MOMMY

2.5 stars (out of 5)

French-Canadian writer, director, producer, editor and costume designer (!!!) Xavier Dolan’s low-budget dramas all have an uncomfortably autobiographical aspect, and his mystifyingly well-received latest is just as indulgent, pretentious and infuriating as the rest of them.

Diane (‘Die’) Després (Anne Dorval) is a 46 year old widow whose violently loopy son Steve (Antoine-Olivier Pilon) has been in and out of institutions due to his aggressive ADHD behaviour, and when he gets thrown out of another for burning down a cafeteria and injuring a student, she’s forced to live with the crazy bastard once again. Steve has an Oedipal rage thing going on and simultaneously adores and despises his Mommy, blaming her for his Dad’s death and their general lack of cash, and their chaotic lives take a turn when they meet neighbour Kyla (Suzanne Clément, looking weirdly like Yeardley Smith, the voice of Lisa Simpson), who lives across the street with a husband who treats her like crap. And this background in abuse means that Kyla isn’t going to put up with Steve’s nonsense, and when she stands up to him one afternoon in Die’s absence he almost respects her for a while, but soon the evil kid slips back into his old ways, attacking Mommy’s potential boyfriend, fighting and flirting with the local bad boys, and freaking out in foul-mouthed French (and the subtitles have a Hell of time making sense of what he’s saying too as, for example, the first time he meets Kyla he muses, “Her ass smells of f***in’ roses, it’s written in the stars!”).

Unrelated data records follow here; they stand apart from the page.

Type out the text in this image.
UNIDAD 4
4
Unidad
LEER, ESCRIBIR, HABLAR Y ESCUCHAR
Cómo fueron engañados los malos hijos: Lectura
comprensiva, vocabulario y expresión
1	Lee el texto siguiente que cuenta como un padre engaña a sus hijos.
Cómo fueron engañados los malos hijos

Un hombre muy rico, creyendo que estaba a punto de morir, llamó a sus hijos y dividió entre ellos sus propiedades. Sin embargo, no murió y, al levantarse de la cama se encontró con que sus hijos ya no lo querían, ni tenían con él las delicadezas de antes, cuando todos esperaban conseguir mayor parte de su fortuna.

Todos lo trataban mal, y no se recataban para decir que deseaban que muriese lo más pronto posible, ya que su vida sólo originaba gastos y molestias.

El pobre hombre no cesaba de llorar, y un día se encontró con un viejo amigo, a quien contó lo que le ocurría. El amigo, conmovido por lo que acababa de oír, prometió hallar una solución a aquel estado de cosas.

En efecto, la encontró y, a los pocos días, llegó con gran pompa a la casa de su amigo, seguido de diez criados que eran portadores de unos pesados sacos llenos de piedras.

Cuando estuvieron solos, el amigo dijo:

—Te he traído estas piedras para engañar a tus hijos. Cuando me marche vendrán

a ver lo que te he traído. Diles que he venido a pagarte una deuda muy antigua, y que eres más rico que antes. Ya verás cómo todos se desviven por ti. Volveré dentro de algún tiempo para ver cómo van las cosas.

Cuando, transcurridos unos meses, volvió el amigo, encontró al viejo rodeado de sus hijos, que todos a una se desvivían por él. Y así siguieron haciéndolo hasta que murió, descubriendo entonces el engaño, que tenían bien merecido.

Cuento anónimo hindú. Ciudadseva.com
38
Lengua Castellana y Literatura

Needlessly and exhaustingly epic, Dolan’s film’s drawn-from-his-own-life and ‘queer cinema’-ish elements make it, for some, a risky pic to attack, but, well, that’s just too bad, as this is, at times, just about unbearable, with Steve such a despicable dickhead you long for the chance to kick his head in. But hang on: there is at least one startling trick here that redeems it from the indie scrap-heap, a perhaps never-seen-before technical stunt that’s deeply intriguing, seriously cinematic and impossible to discuss without giving it all away. So you might need to sit through the damn movie to see it, yo muthas.